What also plays into the often-perceived beauty of the sculptures is symmetry. You can see this in almost all statues. For example, with the animals you see symmetry in the patterning, in the heads of kings you can find facial symmetry, and with the plaques with multiple figures there is often symmetry in the composition. For example, there will be a larger figure in the center and two smaller figures to the left and right of it.

Benin bronze head from the Rootz Gallery Collection. Here you see the facial symmetry.



Today, Benin bronzes are often cited in discussions of looted art. The original bronzes were looted by British settlers in the late 19th century from what was then the Kingdom of Benin (Southern part of present-day Nigeria).
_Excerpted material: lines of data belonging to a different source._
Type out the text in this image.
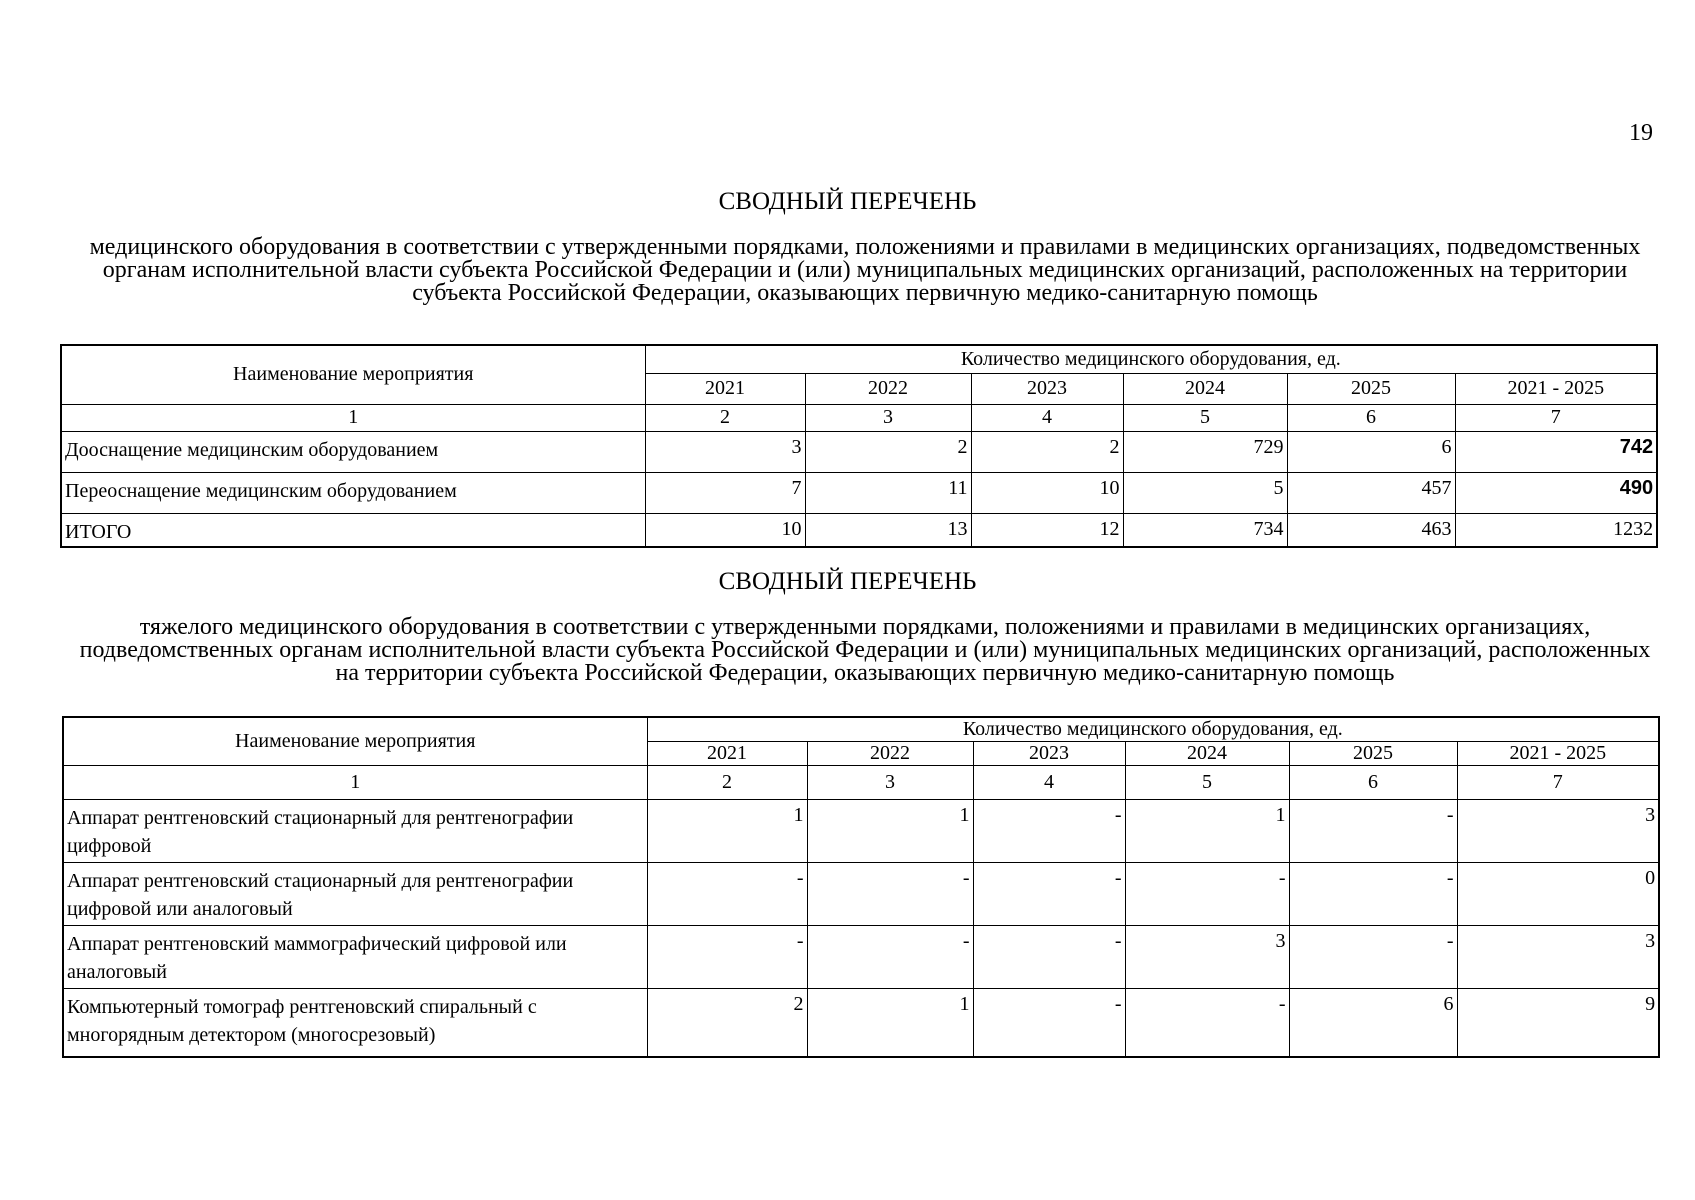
19
СВОДНЫЙ ПЕРЕЧЕНЬ
медицинского оборудования в соответствии с утвержденными порядками, положениями и правилами в медицинских организациях, подведомственных органам исполнительной власти субъекта Российской Федерации и (или) муниципальных медицинских организаций, расположенных на территории субъекта Российской Федерации, оказывающих первичную медико-санитарную помощь
Наименование мероприятия	Количество медицинского оборудования, ед.					
	2021	2022	2023	2024	2025	2021 - 2025
1	2	3	4	5	6	7
Дооснащение медицинским оборудованием	3	2	2	729	6	742
Переоснащение медицинским оборудованием	7	11	10	5	457	490
ИТОГО	10	13	12	734	463	1232
СВОДНЫЙ ПЕРЕЧЕНЬ
тяжелого медицинского оборудования в соответствии с утвержденными порядками, положениями и правилами в медицинских организациях, подведомственных органам исполнительной власти субъекта Российской Федерации и (или) муниципальных медицинских организаций, расположенных на территории субъекта Российской Федерации, оказывающих первичную медико-санитарную помощь
Наименование мероприятия	Количество медицинского оборудования, ед.					
	2021	2022	2023	2024	2025	2021 - 2025
1	2	3	4	5	6	7
Аппарат рентгеновский стационарный для рентгенографии цифровой	1	1	-	1	-	3
Аппарат рентгеновский стационарный для рентгенографии цифровой или аналоговый	-	-	-	-	-	0
Аппарат рентгеновский маммографический цифровой или аналоговый	-	-	-	3	-	3
Компьютерный томограф рентгеновский спиральный с многорядным детектором (многосрезовый)	2	1	-	-	6	9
They ended up in museums and private collections around the world, but most of the statues ended up at the British Museum in London.

Nigeria has been trying to get the statues back for decades, and even has plans for a museum to properly care for and display the statues (called Museum of West African Art (MOWAA) in Benin City). However, their request has not had much effect yet. The problem with this type of application is that laws about it vary from country to country and there is no central, international legislation about it.[1]


Rootz Gallery Collection

The Benin bronzes sold by Rootz Gallery are not the original Benin bronzes. A long tradition has developed in present-day Nigeria and other parts of West Africa in which artists or artisans create replicas of the original masterpieces. We have some beautiful specimens in the store, but they are therefore not the looted ones.

Benin bronze head from the Rootz Gallery Collection.

Another Benin bronze head from the Rootz Gallery Collection. Notice the difference in the form of the top of the head compared to the other one.

All in all, the Benin bronzes not only reflect the artistic sophistication of the kingdom, but also offer valuable insights into the social, political and religious aspects of society.

[1] Lecture by Evelien Campfens (lawyer specializing in international cultural and heritage law), Leiden University.